The Impersonators
- First edition
- Author: Jessica Anderson
- Cover artist: 'Dreaming in the Street' by Charles Blackman, 1960
- Language: English
- Genre: Novel
- Publisher: Macmillan, Australia
- Publication date: 1980
- Publication place: Australia
- Media type: Paperback
- Pages: 252pp
- ISBN: 0-333-29925-6
- OCLC: 8219612
- Dewey Decimal: 823 19
- LC Class: PR9619.3.A57 I5
- Preceded by: Tirra Lirra by the River
- Followed by: Taking Shelter

= The Impersonators =

1980 novel by Australian author Jessica Anderson

The Impersonators (1980) is a Miles Franklin Award-winning novel by Australian author Jessica Anderson. It was published in the United States under the alternative title The Only Daughter.

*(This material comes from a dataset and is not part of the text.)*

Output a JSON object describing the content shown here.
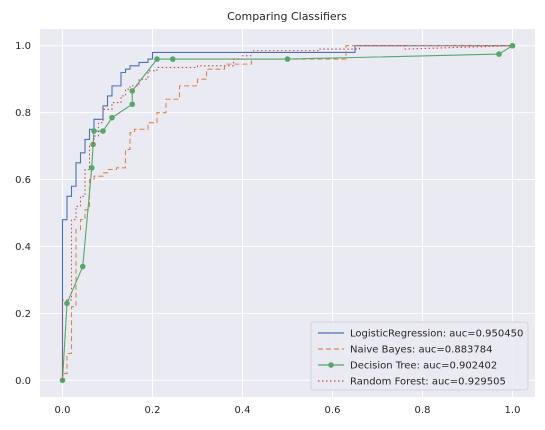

The novel won both the Miles Franklin Award in 1980, and the New South Wales Premier's Literary Awards, Christina Stead Prize for Fiction in 1981.

==Plot outline==

The novel details Sylvia Foley's return to Australia after having lived in England for twenty years. Having come to the conclusion that worldly possessions and marriage are the main stumbling blocks to achieving freedom, Sylvia returns to find each of her Australian relatives bound by both constraints, making them "impersonators."

==Critical reception==

Hope Hewitt, in The Canberra Times, found a lot to like about the novel but ultimately stated: "I cannot rate this book quite as high as its predecessor: it is hard to get into; the problem of family relationships bedevils personal ones. Its finish is less easy to rest with. But then it is working on a much more ambitious scale, exploring a vast theme within a complex and splendidly-realised group of Australian figures."